-
Notifications
You must be signed in to change notification settings - Fork 210
Description
Describe the bug
On a Zenoh network doing peer-to-peer multicast scouting with gossip enabled, we experienced sudden, rapid degradation in Zenoh's ability to communicate, until it generally could not deliver messages at all. We discovered that the OAM message had become very large, in the tens of kilobytes, and had thousands of peer IDs listed. This caused connections to drop because the OAM message was sent blocking, and if it failed to get delivered (or blocked other blocking messages), Zenoh would close the connection. Our use case involves some long-running Zenoh sessions, and we believe the gossip subsystem was remembering all the Zenoh peers that the network had ever seen.
The only mechanism I see for peers to get removed from the gossip subsystem is in gossip::Network::remove_link()
, which can be called in close_face()
, but if I understand correctly, that could only remove directly connected peers and not peers heard indirectly. It seems that even with multihop
disabled, peers still pass indirectly heard IDs, just not their locators (based on propagate_locators()

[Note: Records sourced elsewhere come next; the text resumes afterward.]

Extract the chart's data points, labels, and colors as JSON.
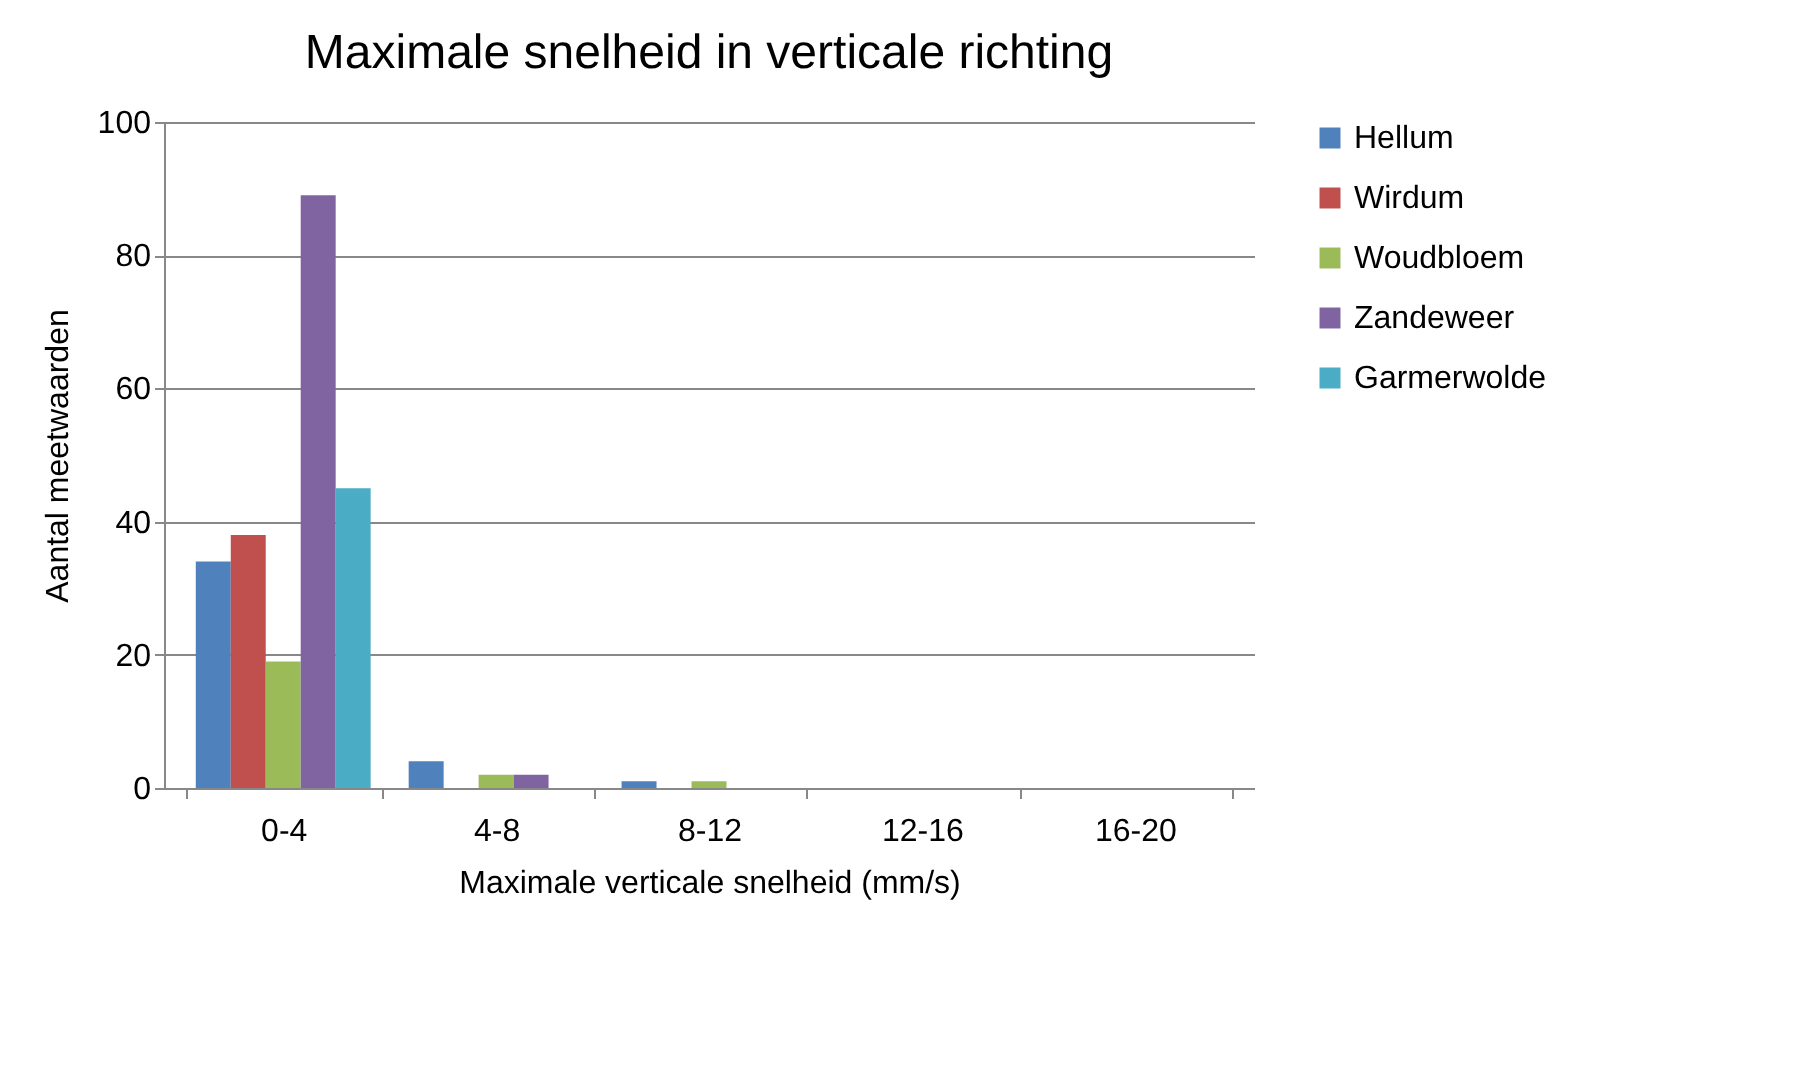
{
  "chart_data": {
    "type": "bar",
    "title": "Maximale snelheid in verticale richting",
    "xlabel": "Maximale verticale snelheid (mm/s)",
    "ylabel": "Aantal meetwaarden",
    "categories": [
      "0-4",
      "4-8",
      "8-12",
      "12-16",
      "16-20"
    ],
    "series": [
      {
        "name": "Hellum",
        "color": "#4f81bd",
        "values": [
          34,
          4,
          1,
          0,
          0
        ]
      },
      {
        "name": "Wirdum",
        "color": "#c0504d",
        "values": [
          38,
          0,
          0,
          0,
          0
        ]
      },
      {
        "name": "Woudbloem",
        "color": "#9bbb59",
        "values": [
          19,
          2,
          1,
          0,
          0
        ]
      },
      {
        "name": "Zandeweer",
        "color": "#8064a2",
        "values": [
          89,
          2,
          0,
          0,
          0
        ]
      },
      {
        "name": "Garmerwolde",
        "color": "#4bacc6",
        "values": [
          45,
          0,
          0,
          0,
          0
        ]
      }
    ],
    "ylim": [
      0,
      100
    ],
    "yticks": [
      0,
      20,
      40,
      60,
      80,
      100
    ],
    "grid": "y",
    "legend": "right"
  }
}
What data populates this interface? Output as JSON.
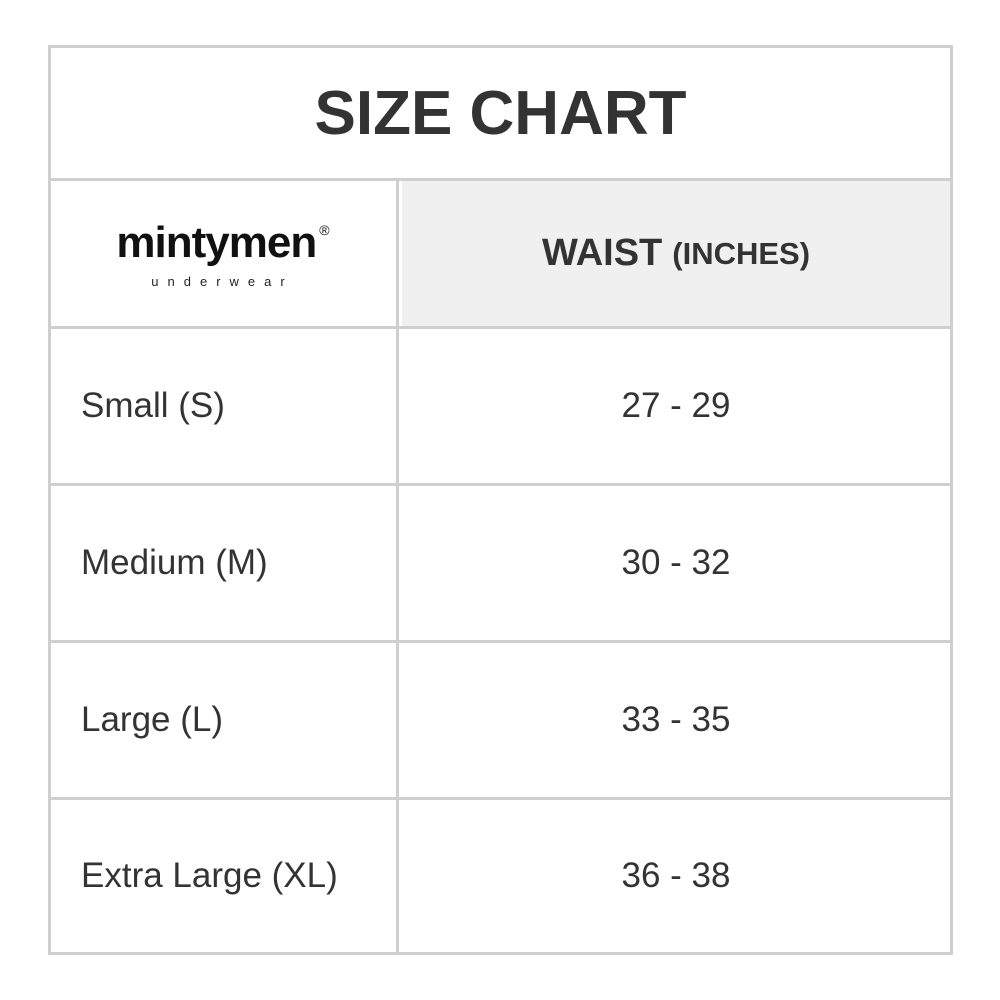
{
  "title": "SIZE CHART",
  "brand": {
    "name": "mintymen",
    "tagline": "underwear",
    "registered": "®"
  },
  "header": {
    "column": "WAIST",
    "unit": "(INCHES)"
  },
  "rows": [
    {
      "size": "Small (S)",
      "waist": "27 - 29"
    },
    {
      "size": "Medium (M)",
      "waist": "30 - 32"
    },
    {
      "size": "Large (L)",
      "waist": "33 - 35"
    },
    {
      "size": "Extra Large (XL)",
      "waist": "36 - 38"
    }
  ],
  "colors": {
    "text": "#333333",
    "border": "#cfcfcf",
    "header_bg": "#f0f0f0"
  }
}
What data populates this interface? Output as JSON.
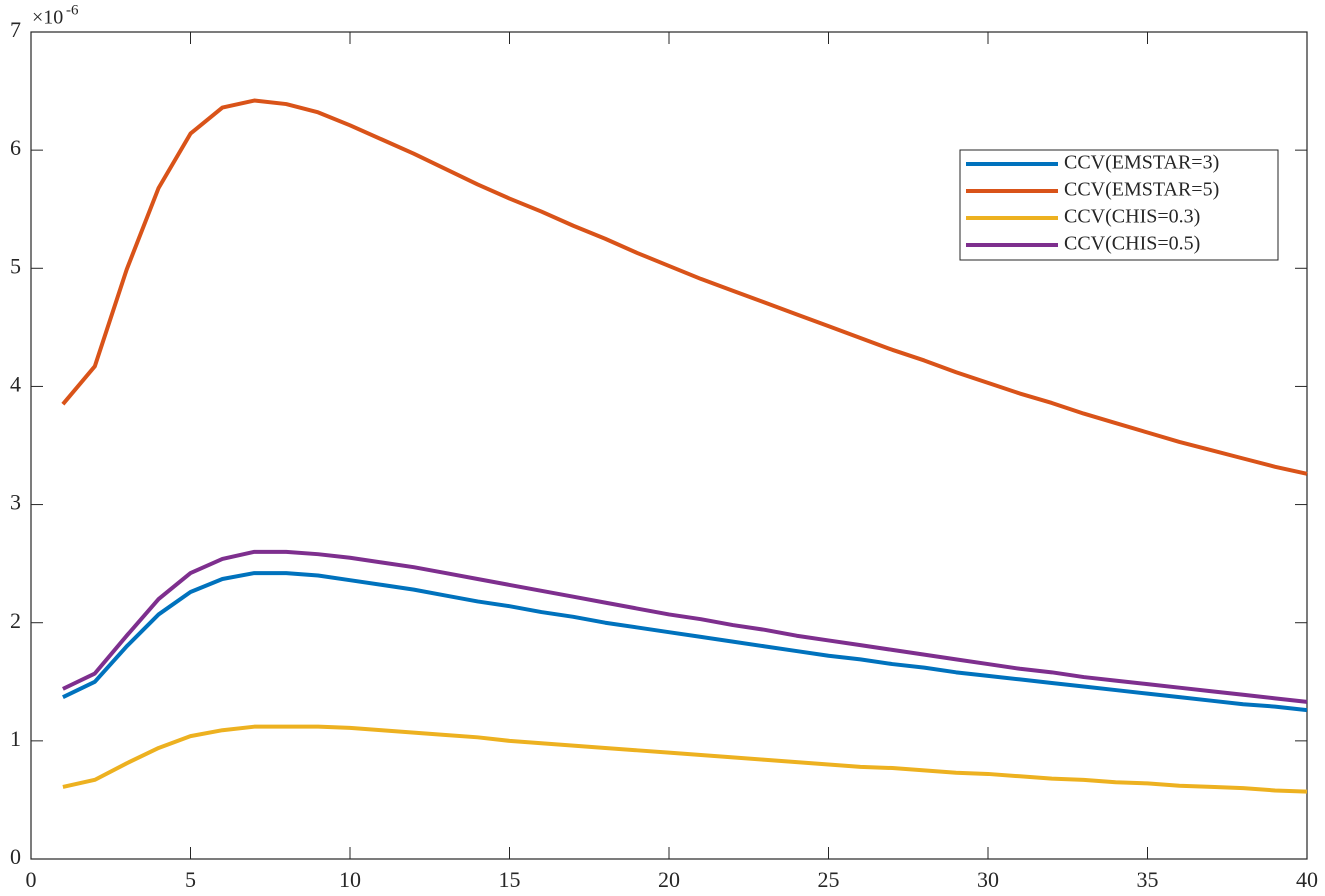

). This explains why the OAM message became so large despite multihop
being off.
Possible solutions might be to clear indirectly heard IDs, perhaps with a time-based expiration, or to not gossip anything about indirectly heard peers when multihop
is disabled.
To reproduce
Create two Zenoh nodes A and B doing peer-to-peer multicast discovery with gossip enabled and multihop
disabled. Their IDs should be random rather than fixed.
Alternate between restarting A and B, allowing discovery to succeed after each restart.
Monitor the number of peer IDs in the OAM message. It should grow indefinitely.
System info
- Ubuntu 22.04
- Zenoh 1.4.0